Wednesday, February 01, 2012

Rick Santorum and "bla-" vs. "black"

I finally got around to looking into this claim that Rick Santorum intimated that blacks tend to be on welfare with his comments during a campaign stop in Iowa.

I know it's all the rage to portray every Republican as racist, but this example just doesn't wash.  Let's assume that Santorum said "black" and try to make sense of his statement.

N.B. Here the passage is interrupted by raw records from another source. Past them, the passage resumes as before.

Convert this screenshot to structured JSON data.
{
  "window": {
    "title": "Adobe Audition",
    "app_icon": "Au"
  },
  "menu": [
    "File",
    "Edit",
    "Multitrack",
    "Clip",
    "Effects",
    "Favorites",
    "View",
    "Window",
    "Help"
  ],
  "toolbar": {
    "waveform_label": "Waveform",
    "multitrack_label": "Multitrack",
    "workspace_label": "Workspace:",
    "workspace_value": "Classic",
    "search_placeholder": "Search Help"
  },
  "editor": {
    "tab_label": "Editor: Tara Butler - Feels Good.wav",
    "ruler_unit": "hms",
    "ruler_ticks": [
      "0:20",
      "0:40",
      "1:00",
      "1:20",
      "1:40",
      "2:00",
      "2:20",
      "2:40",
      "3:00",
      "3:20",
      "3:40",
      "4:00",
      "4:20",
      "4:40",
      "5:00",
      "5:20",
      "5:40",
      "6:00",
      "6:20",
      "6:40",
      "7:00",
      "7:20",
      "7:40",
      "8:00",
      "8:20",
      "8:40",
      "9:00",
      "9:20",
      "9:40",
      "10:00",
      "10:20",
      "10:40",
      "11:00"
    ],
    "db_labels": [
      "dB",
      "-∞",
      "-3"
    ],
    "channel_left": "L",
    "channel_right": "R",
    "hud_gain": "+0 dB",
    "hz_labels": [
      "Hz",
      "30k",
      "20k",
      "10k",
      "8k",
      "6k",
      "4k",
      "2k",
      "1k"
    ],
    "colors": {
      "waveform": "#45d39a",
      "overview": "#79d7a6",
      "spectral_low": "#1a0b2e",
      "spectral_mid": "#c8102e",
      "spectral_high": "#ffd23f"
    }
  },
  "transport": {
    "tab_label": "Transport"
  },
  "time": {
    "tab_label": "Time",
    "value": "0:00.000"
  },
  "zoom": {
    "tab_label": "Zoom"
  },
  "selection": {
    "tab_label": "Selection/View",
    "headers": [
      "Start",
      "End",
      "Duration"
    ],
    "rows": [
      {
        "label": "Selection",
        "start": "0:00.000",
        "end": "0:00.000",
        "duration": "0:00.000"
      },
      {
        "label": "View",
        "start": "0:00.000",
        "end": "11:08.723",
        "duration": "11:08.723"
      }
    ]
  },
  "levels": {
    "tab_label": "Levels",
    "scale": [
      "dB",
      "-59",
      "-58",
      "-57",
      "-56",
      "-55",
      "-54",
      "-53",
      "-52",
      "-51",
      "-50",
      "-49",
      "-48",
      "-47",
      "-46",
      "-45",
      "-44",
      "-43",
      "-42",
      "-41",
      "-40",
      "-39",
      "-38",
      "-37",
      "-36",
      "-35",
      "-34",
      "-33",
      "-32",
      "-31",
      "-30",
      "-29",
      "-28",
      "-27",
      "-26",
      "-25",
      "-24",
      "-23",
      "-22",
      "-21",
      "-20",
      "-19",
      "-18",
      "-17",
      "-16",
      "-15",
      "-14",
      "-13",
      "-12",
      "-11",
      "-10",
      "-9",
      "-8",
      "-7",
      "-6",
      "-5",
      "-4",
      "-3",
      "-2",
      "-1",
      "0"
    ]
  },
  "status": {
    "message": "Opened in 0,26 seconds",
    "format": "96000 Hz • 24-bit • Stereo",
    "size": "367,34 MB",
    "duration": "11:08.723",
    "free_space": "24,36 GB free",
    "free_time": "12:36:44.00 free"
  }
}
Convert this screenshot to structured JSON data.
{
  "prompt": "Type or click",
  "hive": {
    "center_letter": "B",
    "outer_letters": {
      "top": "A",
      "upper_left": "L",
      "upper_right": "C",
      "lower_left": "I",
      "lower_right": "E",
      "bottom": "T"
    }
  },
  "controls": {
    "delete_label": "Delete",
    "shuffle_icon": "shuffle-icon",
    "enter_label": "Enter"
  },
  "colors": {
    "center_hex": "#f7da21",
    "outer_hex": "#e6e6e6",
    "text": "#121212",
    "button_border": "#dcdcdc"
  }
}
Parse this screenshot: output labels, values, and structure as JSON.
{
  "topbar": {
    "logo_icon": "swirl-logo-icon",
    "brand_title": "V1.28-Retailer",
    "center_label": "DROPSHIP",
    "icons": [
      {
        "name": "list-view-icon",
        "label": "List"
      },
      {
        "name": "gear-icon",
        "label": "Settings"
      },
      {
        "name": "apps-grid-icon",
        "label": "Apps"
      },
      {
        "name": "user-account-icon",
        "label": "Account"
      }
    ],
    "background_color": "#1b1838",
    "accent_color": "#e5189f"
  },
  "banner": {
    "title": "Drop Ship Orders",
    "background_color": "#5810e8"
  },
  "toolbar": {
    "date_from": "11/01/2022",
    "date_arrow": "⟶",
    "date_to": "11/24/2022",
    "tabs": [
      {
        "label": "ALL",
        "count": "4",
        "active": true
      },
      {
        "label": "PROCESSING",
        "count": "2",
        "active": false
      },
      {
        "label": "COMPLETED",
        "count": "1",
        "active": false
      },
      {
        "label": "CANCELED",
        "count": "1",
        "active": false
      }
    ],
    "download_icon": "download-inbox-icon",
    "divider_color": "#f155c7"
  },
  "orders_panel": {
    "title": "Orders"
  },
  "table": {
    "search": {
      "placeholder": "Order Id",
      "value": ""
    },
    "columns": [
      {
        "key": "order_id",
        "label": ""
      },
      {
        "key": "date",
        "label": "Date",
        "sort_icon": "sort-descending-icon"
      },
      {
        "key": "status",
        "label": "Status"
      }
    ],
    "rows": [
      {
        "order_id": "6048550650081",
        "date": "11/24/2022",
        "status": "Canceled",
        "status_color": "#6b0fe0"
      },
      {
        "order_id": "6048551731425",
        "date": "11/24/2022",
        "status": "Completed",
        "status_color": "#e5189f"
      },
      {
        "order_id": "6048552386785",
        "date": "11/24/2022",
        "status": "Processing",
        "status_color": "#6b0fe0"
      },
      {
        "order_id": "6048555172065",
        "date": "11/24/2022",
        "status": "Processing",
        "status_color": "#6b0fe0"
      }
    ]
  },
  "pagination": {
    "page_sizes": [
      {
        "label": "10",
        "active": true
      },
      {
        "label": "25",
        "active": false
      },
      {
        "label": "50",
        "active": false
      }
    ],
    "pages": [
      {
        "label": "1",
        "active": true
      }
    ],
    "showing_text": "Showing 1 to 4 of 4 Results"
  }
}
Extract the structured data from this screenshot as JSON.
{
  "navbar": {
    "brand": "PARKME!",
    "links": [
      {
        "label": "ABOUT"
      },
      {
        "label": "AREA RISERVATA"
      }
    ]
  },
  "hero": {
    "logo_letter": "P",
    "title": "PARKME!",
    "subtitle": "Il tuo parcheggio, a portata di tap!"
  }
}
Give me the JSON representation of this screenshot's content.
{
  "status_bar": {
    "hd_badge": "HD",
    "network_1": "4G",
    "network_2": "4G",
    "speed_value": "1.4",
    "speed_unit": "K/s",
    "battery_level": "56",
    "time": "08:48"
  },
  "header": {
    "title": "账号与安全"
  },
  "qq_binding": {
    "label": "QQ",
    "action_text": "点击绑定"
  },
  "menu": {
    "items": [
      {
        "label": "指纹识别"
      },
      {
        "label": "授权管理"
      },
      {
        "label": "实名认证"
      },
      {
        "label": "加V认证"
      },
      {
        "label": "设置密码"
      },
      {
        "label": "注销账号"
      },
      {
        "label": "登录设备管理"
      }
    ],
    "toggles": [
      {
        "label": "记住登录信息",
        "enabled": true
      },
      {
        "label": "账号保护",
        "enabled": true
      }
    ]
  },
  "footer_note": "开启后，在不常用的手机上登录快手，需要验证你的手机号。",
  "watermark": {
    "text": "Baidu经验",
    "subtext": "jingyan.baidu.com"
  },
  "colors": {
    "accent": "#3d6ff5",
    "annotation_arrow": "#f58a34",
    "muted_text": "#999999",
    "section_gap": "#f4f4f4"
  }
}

Via CBS (edited to leave only Santorum's words):
"It just keeps expanding - I was in Indianola a few months ago and I was talking to someone who works in the department of public welfare here, and she told me that the state of Iowa is going to get fined if they don't sign up more people under the Medicaid program.  They're just pushing harder and harder to get more and more of you dependent upon them so they can get your vote. That's what the bottom line is.  I don't want to make black people's lives better by giving them somebody else's money; I want to give them the opportunity to go out and earn the money."
It's been pointed out that Santorum was speaking to an audience of white people.  In Iowa, that den of racism (I'm kidding, Iowa).  And that's why the comment, contextually, doesn't make sense if he's saying "black."  Santorum just got through saying "They're just pushing harder and harder to get more and more of you dependent upon them so they can get your vote."  More of "you."  He was addressing his audience, which represented Iowa.  "Black" doesn't fit the context.  "Black" mainly fits as some sort of Freudian slip letting his fellow racists in Iowa know where he stands on race (still kidding, Iowa).

Granted, I have no idea what Santorum meant to say.  It's possible he meant to say "blacks" despite the fact that it doesn't fit the context.  But the times I've heard him say "blacks" he enunciates it more clearly than in the Iowa video.